Thursday, November 11, 2010

This Is the Start, the Start It All.

Who am I?
This is how I will start every blog: Who am I? That's a pretty deep question for someone my age to understand. Actually, scratch that, for anyone to understand regardless of their place in life. So today, November 11, 2010, who am I? Right now, I am Kendyl, the girl crushing on a guy who is to young for her. The girl who is still in her very attractive outfit, should have been taken off 4 hours ago, trying to impress him. The girl who is to stubborn to let things go, yet to curious to keep things going. Right now, I am myself. I act as though people at school don't bother me. I act like I have it all together. When really, I don't know anything. I am not as perfect as I am portrayed in this portrait society my parents have put me into. So, to answer that question of who am I? I'm myself, I know that. I don't care what others think about me, yet as a whole, I don't know yet. I don't know if I want to be the person that everyone has set the bar for me to be. I don't like being perfect. I don't like doing things right all the time. Maybe I want to party. What if I want to, at least for one day, conform to the rest of my peers. For once, not to have goals that I have to work hard towards. I play it safe. That's my problem.

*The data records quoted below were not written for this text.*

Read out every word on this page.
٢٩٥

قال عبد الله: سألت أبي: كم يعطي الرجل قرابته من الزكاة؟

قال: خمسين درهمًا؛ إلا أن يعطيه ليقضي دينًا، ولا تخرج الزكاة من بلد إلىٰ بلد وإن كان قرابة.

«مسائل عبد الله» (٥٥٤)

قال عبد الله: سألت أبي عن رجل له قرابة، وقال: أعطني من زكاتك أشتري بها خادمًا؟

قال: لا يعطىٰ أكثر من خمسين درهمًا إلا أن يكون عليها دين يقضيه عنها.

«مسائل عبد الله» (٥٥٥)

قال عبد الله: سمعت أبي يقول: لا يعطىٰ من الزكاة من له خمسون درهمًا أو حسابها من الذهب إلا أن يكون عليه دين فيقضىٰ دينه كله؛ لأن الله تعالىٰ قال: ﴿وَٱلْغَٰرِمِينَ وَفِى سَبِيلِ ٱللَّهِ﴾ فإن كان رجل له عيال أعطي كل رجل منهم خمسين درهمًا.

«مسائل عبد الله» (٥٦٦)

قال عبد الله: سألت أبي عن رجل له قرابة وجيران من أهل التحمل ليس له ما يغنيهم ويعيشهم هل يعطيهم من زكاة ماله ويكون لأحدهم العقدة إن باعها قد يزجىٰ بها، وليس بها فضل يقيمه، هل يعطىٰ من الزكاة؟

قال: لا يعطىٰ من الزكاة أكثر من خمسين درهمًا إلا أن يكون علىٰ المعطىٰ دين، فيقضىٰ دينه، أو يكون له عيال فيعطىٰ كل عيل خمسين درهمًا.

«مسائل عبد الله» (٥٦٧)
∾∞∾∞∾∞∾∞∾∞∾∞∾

I will also add a picture of a moment in my life
and describe my thoughts and feelings at
that point in time. As for this, I hated Sam
(the man behind me) and to this day I still
remember the first day we had our kissing
scene and he ate chinese food. I also remember
that during this entire show I was an emotional
wreck. Theatre is my passion though, so
I love this shot no matter what.

And now the closing will be a song quote from a song I have been listening to that describes my life.
"You make me happy whether you know it or not.
We should be happy, that's what I said from the start."